Samba (1981) : la dérivation la plus tardive et la plus différenciée de la plateforme 104

Peugeot 104 · 1972–1988 · 2 min de lecture · extraite le 16 sept. 2026

Un choix délibéré de différenciation par rapport aux deux dérivés Citroën

Comme le documente déjà ce corpus côté talbot-horizon/ (voir Genèse de la Talbot Samba — du projet C2-short avorté au C15/T15 et La Peugeot 104, base technique de la Samba — genèse du projet M121), Talbot construit sa Samba à partir de 1981 sur la base du coupé 104 (trois portes) — et non sur celle, plus longue, de la berline cinq portes déjà exploitée par la Citroën Visa. Pour se démarquer à la fois de la 104 courte d'origine et de la Citroën LN/LNA qui exploite ce même empattement court depuis 1976, Talbot allonge la section arrière du plancher du coupé — un choix d'empattement intermédiaire qui distingue clairement la Samba des deux autres dérivés PSA de la 104, tout en évitant une concurrence frontale avec la Visa sur son propre segment d'empattement long.

Des moteurs jamais repris à l'identique

Point de méthode déjà souligné dans ce corpus côté talbot-horizon/ : bien qu'issus intégralement de la banque d'organes de la 104, aucun des moteurs montés sur la Samba n'est repris strictement à l'identique de son équivalent 104 — chaque bloc est retravaillé pour offrir un niveau de puissance légèrement différencié (voir Le moteur X — la famille de moteurs de la Talbot Samba, héritée de la Peugeot 104), à la différence de la Visa dont les cylindrées les plus tardives reprennent le bloc Peugeot sans retouche (voir Les moteurs Peugeot de la Visa — familles X, XU et XUD, de la Super à la GTI, dossier citroen-visa/).

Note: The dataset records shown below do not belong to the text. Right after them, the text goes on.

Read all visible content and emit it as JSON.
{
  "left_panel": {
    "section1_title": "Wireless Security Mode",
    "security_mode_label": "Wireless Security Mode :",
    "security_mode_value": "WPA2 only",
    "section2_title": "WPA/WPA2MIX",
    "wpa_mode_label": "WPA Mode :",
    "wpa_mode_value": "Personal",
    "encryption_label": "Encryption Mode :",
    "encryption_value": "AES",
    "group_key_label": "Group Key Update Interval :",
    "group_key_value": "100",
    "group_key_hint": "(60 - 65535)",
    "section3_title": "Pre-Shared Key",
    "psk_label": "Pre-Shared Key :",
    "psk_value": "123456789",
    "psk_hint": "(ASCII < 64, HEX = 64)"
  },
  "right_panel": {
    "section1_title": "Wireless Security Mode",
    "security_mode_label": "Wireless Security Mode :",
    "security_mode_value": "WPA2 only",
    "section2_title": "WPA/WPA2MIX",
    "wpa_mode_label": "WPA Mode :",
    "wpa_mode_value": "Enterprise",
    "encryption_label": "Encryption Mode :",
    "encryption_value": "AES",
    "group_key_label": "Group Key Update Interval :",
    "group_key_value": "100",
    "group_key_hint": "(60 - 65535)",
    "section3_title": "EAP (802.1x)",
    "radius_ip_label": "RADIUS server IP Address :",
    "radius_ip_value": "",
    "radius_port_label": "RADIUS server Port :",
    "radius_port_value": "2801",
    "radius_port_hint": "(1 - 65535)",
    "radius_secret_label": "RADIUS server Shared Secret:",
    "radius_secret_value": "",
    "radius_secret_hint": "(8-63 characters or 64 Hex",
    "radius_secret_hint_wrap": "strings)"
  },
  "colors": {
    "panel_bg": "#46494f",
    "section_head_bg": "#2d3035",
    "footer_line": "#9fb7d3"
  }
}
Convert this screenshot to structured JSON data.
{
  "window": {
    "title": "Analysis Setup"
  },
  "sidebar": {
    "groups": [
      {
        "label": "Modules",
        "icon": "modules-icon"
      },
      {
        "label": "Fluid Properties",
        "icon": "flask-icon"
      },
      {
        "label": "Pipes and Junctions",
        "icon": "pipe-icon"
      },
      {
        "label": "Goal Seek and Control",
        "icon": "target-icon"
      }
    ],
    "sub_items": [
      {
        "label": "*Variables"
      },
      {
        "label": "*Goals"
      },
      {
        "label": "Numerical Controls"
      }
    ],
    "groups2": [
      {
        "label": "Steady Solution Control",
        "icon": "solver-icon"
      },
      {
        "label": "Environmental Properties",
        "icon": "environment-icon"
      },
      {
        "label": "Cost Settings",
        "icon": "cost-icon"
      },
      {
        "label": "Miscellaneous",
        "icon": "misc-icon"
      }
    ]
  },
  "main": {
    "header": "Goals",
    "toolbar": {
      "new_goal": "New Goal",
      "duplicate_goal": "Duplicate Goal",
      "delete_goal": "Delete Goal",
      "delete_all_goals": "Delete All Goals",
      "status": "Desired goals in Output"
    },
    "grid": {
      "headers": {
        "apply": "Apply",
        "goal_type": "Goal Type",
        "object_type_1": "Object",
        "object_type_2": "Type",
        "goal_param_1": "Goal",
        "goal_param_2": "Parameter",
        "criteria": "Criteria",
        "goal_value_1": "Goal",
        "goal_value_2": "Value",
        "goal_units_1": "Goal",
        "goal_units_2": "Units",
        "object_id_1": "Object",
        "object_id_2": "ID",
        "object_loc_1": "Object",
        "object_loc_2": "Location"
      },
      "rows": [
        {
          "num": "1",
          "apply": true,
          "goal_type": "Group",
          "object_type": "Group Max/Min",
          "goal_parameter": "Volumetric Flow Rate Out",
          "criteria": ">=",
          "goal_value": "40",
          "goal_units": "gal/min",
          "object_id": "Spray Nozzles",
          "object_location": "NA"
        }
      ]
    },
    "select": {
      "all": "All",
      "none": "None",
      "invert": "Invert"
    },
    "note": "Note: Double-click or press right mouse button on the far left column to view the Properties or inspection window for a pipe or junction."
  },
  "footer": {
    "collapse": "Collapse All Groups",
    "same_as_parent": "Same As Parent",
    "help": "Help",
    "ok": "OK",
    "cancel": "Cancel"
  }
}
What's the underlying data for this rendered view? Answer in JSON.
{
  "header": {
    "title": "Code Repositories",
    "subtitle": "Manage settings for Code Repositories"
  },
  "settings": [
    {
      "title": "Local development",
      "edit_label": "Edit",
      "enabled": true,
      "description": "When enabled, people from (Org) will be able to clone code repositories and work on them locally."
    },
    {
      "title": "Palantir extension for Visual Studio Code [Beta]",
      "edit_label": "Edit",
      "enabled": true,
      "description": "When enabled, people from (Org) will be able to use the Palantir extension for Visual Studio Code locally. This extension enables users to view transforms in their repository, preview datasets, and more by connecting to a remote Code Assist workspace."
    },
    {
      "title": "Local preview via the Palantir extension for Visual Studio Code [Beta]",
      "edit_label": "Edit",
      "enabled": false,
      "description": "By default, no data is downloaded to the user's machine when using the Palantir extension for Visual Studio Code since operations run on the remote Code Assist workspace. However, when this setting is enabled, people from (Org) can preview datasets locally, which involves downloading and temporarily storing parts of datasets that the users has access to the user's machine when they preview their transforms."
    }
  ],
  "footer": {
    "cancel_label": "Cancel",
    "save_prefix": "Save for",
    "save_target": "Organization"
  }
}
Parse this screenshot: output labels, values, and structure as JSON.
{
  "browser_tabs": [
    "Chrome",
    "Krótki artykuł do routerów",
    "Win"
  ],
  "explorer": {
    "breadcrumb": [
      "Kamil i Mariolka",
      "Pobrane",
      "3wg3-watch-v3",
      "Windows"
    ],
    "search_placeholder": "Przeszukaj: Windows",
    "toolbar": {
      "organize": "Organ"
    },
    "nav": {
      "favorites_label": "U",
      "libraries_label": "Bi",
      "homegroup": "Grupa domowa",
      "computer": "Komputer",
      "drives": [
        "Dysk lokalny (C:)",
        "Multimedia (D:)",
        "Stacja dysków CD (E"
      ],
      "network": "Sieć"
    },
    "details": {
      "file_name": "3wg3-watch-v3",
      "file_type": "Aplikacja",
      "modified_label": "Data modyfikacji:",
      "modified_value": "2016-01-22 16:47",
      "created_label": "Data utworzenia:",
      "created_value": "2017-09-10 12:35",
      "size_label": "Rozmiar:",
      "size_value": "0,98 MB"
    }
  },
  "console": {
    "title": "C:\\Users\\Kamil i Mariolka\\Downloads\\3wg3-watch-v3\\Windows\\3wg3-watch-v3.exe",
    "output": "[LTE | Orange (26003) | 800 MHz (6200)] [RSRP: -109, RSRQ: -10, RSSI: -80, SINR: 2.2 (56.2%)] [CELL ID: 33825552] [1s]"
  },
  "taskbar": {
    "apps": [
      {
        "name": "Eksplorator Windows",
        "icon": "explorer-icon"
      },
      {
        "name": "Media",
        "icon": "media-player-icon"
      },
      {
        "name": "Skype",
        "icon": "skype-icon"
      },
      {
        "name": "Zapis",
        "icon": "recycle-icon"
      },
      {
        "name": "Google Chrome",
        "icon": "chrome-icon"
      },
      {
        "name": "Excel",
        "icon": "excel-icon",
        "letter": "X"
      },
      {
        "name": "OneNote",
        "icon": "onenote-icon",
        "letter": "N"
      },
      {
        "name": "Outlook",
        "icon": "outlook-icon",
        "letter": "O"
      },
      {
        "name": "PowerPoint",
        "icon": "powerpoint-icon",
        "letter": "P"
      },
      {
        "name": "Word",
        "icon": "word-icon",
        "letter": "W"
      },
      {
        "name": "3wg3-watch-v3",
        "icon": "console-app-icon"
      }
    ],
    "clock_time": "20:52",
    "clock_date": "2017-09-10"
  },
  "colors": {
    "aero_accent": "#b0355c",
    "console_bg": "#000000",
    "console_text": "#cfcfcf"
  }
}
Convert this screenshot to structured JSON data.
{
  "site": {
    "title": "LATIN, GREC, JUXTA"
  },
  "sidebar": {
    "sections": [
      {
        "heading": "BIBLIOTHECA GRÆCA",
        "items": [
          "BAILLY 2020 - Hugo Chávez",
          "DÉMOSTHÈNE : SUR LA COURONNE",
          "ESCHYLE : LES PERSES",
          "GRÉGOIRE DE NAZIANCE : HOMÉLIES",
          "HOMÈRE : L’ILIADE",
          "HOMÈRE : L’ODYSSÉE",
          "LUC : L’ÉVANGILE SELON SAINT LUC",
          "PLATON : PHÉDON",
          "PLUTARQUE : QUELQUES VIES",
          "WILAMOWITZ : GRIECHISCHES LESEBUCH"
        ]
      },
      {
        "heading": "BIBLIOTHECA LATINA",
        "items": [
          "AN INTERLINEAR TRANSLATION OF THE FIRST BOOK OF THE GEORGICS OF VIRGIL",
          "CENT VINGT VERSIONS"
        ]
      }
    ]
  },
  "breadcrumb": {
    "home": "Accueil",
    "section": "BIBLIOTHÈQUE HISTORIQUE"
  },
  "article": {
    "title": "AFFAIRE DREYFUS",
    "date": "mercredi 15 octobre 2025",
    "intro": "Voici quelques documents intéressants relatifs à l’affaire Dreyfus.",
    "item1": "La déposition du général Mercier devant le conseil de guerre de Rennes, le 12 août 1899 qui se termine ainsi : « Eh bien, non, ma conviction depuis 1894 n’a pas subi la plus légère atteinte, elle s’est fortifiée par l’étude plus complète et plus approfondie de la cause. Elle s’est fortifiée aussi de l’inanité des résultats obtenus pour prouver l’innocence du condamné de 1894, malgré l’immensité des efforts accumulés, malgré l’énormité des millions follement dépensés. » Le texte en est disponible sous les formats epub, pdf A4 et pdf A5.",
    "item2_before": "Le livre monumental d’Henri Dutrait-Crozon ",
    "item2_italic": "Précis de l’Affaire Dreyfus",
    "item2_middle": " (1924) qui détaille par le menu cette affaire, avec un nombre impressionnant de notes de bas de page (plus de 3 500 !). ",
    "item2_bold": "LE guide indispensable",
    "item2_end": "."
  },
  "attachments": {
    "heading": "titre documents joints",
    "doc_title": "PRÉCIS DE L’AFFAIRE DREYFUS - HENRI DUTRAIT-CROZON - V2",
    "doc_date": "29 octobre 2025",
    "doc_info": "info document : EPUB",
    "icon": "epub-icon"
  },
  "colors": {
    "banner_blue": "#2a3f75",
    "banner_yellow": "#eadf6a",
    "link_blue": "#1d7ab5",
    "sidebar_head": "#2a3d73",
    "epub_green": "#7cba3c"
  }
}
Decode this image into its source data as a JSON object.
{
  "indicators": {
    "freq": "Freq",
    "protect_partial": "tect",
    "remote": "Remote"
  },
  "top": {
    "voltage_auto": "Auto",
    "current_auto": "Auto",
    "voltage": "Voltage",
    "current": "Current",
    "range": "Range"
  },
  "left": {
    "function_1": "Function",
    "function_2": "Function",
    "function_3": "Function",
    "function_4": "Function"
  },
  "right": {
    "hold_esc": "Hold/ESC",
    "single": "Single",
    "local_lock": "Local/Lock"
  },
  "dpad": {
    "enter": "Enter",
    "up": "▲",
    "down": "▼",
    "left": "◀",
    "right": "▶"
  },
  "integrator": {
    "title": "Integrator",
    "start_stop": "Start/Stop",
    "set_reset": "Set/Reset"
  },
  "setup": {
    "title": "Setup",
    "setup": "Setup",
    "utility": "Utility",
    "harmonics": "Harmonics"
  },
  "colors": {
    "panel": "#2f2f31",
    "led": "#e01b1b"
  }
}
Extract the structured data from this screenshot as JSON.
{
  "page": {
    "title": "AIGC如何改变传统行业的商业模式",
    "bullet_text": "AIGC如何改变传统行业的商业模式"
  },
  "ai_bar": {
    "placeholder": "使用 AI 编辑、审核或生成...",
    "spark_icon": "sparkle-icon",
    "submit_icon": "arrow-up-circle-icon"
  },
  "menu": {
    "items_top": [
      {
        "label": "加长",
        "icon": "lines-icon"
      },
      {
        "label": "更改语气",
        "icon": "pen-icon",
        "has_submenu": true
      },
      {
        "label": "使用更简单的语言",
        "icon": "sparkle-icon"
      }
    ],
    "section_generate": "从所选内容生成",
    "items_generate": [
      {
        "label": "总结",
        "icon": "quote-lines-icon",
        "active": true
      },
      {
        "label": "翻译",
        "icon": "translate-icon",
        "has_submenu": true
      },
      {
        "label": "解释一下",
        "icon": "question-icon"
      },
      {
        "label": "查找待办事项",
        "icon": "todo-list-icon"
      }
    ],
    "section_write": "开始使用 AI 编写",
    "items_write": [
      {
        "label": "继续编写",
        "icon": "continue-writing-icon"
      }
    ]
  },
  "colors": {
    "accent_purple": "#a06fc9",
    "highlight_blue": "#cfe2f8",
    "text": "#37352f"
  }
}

Trois dérivés, trois logiques de différenciation distinctes

En comparant les trois dérivés de la plateforme 104 documentés dans ce corpus, une hiérarchie de différenciation apparaît : la Citroën LN reprend la carrosserie du coupé 104 de façon quasi directe (différenciation minimale, limitée au badge et, initialement, au moteur bicylindre) ; la Visa, bâtie sur l'empattement long, bénéficie d'une carrosserie entièrement redessinée mais conserve l'intégralité du train roulant et de la gamme moteur X (différenciation esthétique forte, différenciation mécanique faible) ; la Samba, enfin, combine une carrosserie propre sur empattement intermédiaire et des moteurs systématiquement retravaillés (différenciation la plus complète des trois, tout en restant fondée sur la même base technique). Voir Visa et LN : deux degrés de parenté différents avec la même 104 pour le détail du cas Visa/LN.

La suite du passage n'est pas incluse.